Разочарование его в том, кого прежде он сам навязал мне в кумиры, выглядело криводушным. Я не мог не отметить, как перекашивалось при каждой инсинуации лицо герра Нефе; вдобавок я сгорал от стыда из-за того, что меня распекают при нем, словно сопляка. Моцартом учитель восхищался не меньше моего, и я представлял, чего ему стоит держать себя в руках. За это я всегда особенно уважал герра Нефе – а ведь я мало кого уважал. В таком болезненном, сгорбленном существе с тонкими чертами и мягкими локонами – столько благородного, благожелательного спокойствия. Долгая борьба с недугом[12], на удивление, превратила его не в злобного ипохондрика, а в настоящего воина-дипломата. В сравнении с ним я был что брехливая пушка рядом с бесшумным, но разящим кинжалом.

И я, и герр Нефе выслушали отца без возражений, и конечно же я поспешил согласиться, понурив голову. Но вскоре учитель отвел меня в сторону и утешил:

– Полно вам, мечта слишком близко, чтобы отступать. А что до Моцарта… Мы достучимся. И право, не бойтесь, он не так ужасен, просто свободолюбив. Как вы. И ему тесно в собственном городе. Как вам. И вспомните же… – тут он подмигнул, – что его настоящий успех начался, когда он удрал от отца! Уверен, и у вас хватит храбрости.
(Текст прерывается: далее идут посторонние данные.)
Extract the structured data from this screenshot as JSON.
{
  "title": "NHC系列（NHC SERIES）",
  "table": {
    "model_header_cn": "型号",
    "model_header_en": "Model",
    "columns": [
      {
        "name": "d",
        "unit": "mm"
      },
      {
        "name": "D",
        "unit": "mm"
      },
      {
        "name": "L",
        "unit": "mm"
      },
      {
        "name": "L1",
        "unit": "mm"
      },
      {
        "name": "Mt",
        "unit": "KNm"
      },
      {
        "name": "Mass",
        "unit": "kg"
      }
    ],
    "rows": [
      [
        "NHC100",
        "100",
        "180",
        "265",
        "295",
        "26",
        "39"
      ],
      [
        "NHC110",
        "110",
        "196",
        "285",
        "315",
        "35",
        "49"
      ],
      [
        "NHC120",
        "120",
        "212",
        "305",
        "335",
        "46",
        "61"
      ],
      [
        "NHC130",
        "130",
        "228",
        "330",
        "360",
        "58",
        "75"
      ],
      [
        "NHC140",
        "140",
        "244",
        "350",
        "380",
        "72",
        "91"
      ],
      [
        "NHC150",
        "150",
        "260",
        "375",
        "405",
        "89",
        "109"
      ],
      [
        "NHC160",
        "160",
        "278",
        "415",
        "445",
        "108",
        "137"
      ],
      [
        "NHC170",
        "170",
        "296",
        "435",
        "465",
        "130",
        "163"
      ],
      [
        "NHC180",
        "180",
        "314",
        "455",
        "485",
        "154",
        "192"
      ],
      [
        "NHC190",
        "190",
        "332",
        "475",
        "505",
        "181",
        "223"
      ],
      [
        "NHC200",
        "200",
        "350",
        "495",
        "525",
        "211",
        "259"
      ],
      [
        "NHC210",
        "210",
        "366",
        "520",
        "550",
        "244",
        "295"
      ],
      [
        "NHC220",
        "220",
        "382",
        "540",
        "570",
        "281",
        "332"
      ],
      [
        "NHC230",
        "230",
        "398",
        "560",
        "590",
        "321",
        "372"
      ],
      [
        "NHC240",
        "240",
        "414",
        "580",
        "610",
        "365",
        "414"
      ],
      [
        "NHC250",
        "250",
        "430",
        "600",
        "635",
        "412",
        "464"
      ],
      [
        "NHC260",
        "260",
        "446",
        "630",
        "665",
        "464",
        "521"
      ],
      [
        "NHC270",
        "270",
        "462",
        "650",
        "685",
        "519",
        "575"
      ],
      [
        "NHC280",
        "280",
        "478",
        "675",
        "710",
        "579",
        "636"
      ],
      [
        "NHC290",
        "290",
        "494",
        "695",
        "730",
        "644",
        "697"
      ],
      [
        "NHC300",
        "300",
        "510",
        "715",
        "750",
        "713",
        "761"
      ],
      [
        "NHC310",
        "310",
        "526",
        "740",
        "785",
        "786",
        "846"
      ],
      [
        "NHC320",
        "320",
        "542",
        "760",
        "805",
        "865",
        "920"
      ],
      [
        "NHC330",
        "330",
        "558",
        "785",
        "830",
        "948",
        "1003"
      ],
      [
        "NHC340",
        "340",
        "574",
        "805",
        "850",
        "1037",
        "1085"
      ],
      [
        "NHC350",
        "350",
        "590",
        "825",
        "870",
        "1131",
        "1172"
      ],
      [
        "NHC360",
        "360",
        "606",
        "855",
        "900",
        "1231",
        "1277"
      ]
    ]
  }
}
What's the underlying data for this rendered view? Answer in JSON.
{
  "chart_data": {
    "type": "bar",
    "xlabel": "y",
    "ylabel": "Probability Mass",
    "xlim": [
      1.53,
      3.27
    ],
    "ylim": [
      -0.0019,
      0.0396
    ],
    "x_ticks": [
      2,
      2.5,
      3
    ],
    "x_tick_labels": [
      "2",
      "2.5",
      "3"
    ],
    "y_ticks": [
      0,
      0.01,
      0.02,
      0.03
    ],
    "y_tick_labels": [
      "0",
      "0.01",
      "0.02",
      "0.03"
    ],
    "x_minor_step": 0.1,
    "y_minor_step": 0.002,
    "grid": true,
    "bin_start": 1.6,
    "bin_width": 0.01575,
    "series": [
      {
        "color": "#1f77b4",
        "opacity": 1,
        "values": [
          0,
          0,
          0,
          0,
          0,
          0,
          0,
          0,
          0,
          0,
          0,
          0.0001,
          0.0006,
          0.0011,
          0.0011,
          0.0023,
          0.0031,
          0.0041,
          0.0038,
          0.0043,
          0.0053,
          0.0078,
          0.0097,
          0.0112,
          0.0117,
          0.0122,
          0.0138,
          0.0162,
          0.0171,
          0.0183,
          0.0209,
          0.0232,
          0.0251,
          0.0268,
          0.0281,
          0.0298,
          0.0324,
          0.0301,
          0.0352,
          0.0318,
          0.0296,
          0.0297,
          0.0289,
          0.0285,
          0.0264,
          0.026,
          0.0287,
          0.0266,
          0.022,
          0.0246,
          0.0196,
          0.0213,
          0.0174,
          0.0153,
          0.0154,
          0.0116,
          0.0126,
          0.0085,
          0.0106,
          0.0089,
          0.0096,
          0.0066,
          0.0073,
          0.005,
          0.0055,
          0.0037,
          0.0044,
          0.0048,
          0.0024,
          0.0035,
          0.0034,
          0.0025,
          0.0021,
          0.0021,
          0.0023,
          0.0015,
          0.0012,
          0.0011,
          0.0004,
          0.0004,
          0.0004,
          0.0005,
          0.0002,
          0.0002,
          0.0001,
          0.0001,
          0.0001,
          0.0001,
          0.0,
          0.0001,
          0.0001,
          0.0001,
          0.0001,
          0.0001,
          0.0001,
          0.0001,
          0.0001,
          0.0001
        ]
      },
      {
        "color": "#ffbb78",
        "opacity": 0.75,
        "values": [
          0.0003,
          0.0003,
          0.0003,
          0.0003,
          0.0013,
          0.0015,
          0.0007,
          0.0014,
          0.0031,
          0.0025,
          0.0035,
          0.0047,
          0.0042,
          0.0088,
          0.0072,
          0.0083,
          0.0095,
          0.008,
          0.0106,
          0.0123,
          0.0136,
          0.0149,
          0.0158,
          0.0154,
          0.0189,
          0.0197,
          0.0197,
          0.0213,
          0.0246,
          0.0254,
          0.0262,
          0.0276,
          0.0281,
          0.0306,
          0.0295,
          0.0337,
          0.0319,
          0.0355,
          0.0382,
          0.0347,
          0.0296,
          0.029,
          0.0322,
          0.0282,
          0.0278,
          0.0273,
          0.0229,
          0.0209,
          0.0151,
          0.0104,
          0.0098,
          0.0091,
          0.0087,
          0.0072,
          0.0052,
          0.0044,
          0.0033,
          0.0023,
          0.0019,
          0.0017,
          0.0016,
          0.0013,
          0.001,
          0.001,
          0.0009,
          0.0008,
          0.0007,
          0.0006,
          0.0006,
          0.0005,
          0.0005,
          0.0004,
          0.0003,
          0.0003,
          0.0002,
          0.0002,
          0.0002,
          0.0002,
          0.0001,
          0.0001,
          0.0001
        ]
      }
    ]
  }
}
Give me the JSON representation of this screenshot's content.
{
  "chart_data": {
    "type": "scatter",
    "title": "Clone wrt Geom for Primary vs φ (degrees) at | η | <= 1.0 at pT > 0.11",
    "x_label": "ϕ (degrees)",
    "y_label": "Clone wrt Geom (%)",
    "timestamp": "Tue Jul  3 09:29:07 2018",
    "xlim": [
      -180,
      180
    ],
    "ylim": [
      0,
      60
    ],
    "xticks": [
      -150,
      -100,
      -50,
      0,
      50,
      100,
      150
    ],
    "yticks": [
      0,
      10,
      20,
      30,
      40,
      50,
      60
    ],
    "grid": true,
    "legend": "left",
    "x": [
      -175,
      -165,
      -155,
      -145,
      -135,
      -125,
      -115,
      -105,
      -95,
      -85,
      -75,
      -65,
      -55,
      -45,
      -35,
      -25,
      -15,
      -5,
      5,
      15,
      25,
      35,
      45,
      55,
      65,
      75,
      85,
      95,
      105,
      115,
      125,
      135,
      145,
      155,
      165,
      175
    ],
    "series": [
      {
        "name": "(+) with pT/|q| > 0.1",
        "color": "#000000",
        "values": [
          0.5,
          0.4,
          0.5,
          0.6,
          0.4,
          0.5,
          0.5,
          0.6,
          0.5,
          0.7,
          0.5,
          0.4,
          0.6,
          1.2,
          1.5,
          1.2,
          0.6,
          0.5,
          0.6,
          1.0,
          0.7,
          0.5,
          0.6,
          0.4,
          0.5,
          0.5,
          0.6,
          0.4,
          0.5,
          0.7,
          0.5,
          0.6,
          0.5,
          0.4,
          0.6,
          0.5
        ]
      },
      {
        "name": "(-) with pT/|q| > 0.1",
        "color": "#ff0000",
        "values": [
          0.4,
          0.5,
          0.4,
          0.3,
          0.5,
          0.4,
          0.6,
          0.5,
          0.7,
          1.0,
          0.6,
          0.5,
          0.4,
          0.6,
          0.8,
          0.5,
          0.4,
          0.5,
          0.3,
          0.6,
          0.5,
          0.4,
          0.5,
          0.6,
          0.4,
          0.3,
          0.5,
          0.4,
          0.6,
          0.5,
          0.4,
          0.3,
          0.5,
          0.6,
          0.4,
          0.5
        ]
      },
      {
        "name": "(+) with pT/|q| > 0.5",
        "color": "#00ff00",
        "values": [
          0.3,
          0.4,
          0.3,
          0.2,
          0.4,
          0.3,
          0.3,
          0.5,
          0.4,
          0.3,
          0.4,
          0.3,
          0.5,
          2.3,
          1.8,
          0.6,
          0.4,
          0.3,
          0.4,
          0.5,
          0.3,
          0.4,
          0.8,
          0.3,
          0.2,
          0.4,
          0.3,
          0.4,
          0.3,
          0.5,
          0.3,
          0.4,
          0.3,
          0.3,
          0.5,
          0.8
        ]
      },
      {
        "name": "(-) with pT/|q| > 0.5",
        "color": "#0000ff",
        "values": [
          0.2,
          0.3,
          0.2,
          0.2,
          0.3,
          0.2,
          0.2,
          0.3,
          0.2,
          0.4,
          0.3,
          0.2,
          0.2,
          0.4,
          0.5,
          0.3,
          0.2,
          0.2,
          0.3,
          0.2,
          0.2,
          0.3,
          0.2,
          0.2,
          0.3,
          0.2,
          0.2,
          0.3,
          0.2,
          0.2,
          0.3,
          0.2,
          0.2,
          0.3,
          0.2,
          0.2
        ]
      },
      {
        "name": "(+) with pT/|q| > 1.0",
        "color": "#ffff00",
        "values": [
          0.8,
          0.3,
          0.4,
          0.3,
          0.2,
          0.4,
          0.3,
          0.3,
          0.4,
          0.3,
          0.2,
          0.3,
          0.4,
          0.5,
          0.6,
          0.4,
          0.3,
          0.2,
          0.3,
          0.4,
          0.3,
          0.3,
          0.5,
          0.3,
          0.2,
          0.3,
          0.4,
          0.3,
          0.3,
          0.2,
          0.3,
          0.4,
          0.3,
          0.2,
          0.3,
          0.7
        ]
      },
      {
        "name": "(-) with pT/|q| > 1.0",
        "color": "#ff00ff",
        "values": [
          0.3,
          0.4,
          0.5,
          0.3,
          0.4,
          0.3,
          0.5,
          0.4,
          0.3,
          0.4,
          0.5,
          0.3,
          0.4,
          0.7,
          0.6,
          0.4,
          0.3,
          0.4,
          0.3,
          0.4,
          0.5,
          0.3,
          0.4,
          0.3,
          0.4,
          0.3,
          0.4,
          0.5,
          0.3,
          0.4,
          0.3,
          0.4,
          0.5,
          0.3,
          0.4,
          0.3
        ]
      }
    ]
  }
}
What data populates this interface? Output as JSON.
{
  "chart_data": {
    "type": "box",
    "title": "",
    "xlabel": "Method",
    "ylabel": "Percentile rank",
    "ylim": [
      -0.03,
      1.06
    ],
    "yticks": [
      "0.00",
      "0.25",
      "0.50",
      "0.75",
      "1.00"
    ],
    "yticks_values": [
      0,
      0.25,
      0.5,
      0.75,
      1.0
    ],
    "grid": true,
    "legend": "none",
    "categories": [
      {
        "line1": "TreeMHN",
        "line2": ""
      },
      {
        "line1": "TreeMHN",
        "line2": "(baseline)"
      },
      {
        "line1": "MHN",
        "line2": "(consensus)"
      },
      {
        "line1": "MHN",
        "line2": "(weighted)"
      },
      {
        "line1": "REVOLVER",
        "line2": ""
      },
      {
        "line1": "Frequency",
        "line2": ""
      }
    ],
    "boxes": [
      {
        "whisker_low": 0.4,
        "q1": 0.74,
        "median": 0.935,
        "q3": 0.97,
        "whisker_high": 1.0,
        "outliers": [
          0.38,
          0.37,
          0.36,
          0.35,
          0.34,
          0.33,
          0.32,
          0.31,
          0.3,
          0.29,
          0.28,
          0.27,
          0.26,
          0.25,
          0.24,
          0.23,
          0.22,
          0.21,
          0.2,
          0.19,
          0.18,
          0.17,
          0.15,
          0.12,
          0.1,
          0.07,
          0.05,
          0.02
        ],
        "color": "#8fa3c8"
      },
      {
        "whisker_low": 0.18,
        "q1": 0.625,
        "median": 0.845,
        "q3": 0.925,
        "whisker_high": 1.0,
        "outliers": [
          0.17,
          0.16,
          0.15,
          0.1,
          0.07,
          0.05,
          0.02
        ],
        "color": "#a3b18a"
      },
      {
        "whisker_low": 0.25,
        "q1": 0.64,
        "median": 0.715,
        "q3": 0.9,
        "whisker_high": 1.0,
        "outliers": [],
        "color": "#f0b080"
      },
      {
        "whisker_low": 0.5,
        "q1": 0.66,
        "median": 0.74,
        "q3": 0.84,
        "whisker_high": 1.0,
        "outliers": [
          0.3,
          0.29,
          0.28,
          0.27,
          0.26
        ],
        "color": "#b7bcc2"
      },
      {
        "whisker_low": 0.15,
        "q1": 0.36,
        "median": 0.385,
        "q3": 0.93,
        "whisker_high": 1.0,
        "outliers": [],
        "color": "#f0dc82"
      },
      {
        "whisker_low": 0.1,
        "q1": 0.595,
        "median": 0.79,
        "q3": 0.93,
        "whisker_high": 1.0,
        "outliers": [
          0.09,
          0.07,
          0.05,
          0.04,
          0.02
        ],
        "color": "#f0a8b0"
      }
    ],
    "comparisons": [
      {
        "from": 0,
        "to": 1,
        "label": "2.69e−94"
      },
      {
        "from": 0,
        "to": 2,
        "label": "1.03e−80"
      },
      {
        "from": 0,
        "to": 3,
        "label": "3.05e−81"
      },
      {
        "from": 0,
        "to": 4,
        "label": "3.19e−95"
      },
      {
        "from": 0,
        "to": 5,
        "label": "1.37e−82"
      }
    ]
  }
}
Я улыбнулся, уверив его, что именно так, и мы расстались.

[5] Зингшпиль Моцарта в трех актах на либретто Готлиба Штефани. Повествует о юном испанце Бельмонте, который пытается вызволить из гарема свою возлюбленную Констанц. Поставлена 16 июля 1782 года.
[6] Подразумеваются музыкальные дуэли с другими (преимущественно итальянскими) композиторами.
[7] Иосиф II – старший сын Марии Терезии. После ее смерти унаследовал владения Габсбургов – эрцгерцогство Австрийское, королевства Богемское и Венгерское. Выдающийся государственный деятель, реформатор, представитель эпохи просвещенного абсолютизма.
[8] Макс Франц был одновременно и курфюрстом, и архиепископом Кельнским.
[9] Монгольфье́р – воздушный шар с оболочкой, наполняемой подогретым воздухом. Название аэростат получил по фамилии изобретателей, братьев Монгольфье. В описываемую эпоху начинался расцвет воздухоплавания, первый полет состоялся в 1783 г.
[10] Отрывок из стихотворения Гете «Прекрасная ночь», пер. А. Фета.
[11] Речь о музыкальных издателях, которые публикуют ноты в печатном формате.
[12] Кристиан Готлиб Нефе страдал рахитом и склонностью к депрессивным состояниям.